Poly-N-acetyl glucosamine fibers induce angiogenesis in ADP inhibitor-treated diabetic mice.J Trauma 2011; 71(2 Suppl 1):S183-6JT
It has been previously demonstrated that short-fiber poly-N-acetyl-glucosamine (sNAG) nanofibers specifically interact with platelets, are hemostatic, and stimulate diabetic wound healing by activating angiogenesis, cell proliferation, and reepithelialization. Platelets play a significant physiologic role in wound healing. The influence of altered platelet function by treatment with the ADP inhibitor Clopidogrel (CL) on wound healing and the ability of sNAG to repair wounds in diabetic mice treated with CL were studied.
Dorsal 1 cm2 skin wounds were excised on genetically diabetic 8-week to 12-week-old, Lep/r-db/db male mice, and wound healing kinetics were determined. Microscopic analysis was performed for angiogenesis (PECAM-1) and cell proliferation (Ki67). Mice were either treated with CL (P2Y12 ADP receptor antagonist, CL) or saline solution (NT). CL wounds were also treated with either a single application of topical sNAG (CL-sNAG) or were left untreated (CL-NT).
CL treatment did not alter wound healing kinetics, while sNAG induced faster wound closure in CL-treated mice compared with controls. CL treatment of diabetic mice caused an augmentation of cell proliferation and reduced angiogenesis compared with nontreated wounds. However, sNAG reversed the effects of CL on angiogenesis and partially reversed the effect on cell proliferation in the wound beds. The sNAG-treated wounds in CL-treated mice showed higher levels of cell proliferation and not did inhibit angiogenesis.

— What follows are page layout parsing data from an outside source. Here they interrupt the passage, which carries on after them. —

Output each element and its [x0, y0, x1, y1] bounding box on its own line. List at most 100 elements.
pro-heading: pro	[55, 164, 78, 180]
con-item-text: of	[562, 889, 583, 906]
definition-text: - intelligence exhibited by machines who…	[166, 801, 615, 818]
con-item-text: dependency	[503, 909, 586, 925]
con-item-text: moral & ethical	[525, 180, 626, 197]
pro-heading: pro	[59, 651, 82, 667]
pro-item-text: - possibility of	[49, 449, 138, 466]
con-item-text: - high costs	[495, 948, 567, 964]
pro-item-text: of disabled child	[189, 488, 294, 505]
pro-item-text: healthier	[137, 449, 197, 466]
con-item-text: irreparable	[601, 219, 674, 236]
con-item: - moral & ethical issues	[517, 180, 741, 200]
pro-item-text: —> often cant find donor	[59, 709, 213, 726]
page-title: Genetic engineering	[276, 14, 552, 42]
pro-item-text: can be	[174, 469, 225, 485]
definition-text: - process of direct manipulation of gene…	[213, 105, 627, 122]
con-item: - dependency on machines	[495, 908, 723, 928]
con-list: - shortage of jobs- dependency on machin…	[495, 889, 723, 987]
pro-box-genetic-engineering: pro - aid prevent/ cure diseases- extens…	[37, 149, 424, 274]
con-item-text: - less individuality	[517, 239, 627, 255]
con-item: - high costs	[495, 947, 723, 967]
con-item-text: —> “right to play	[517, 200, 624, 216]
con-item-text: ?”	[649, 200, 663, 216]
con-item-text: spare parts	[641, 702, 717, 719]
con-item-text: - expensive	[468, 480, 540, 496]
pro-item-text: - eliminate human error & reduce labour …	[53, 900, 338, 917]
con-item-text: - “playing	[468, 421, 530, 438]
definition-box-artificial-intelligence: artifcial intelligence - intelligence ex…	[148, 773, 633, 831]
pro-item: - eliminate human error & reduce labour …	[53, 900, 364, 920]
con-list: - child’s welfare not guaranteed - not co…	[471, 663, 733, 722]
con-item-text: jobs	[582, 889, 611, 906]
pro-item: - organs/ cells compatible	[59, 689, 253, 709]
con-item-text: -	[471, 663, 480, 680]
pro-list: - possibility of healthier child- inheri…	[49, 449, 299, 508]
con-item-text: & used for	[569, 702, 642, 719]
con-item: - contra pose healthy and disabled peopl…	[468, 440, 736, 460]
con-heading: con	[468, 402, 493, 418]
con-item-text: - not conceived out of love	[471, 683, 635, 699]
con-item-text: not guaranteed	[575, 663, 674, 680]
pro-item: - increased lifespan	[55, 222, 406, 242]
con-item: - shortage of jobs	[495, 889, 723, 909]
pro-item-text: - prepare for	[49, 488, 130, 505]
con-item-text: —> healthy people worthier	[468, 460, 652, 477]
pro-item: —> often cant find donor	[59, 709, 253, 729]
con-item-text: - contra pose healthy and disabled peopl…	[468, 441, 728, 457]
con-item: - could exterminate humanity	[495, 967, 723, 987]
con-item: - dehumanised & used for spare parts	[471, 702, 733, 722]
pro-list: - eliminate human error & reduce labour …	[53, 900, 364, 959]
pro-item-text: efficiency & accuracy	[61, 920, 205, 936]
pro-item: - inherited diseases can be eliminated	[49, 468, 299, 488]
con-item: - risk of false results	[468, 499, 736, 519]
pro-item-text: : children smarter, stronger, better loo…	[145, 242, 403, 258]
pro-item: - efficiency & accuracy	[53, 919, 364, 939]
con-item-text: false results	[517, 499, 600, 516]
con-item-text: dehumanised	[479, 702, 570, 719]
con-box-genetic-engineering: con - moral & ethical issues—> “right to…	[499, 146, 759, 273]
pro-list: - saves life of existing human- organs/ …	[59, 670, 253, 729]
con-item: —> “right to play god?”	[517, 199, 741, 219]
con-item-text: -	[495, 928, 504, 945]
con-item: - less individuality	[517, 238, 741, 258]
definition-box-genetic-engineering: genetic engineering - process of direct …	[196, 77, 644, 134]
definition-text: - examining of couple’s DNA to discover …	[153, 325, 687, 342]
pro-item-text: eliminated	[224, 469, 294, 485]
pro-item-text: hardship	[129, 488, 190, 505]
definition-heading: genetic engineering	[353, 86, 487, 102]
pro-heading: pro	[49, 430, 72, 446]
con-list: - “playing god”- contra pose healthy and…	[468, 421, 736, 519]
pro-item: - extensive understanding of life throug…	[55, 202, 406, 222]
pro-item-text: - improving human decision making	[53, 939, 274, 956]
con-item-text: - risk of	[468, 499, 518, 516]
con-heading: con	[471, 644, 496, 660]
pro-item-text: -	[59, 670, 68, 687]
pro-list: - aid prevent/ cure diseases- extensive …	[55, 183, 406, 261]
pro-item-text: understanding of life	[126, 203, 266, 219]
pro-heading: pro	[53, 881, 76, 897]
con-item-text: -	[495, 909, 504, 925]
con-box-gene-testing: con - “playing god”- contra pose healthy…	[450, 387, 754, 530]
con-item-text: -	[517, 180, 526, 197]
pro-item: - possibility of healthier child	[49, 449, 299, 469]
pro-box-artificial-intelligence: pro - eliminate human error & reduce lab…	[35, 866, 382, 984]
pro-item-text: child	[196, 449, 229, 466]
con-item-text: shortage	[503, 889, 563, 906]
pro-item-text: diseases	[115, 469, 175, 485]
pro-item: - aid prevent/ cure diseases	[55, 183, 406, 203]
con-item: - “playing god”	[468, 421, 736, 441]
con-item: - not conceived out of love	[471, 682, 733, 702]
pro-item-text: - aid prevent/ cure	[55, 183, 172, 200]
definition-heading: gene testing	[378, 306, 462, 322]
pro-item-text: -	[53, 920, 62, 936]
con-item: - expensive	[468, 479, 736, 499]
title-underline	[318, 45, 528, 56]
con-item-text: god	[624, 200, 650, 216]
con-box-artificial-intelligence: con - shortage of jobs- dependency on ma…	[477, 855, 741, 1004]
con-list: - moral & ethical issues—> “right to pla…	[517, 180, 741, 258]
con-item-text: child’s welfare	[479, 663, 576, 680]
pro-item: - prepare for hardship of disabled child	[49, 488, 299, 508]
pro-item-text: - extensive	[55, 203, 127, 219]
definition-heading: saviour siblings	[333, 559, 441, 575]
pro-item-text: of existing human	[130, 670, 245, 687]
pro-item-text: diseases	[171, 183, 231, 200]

CL treatment of diabetic mice decreased angiogenesis and increased cell proliferation in wounds but did not influence macroscopic wound healing kinetics. sNAG treatment did not inhibit angiogenesis in CL-treated mice and induced faster wound closure; sNAG technology is a promising strategy to facilitate the healing of complex bleeding wounds in CL-treated diabetic patients.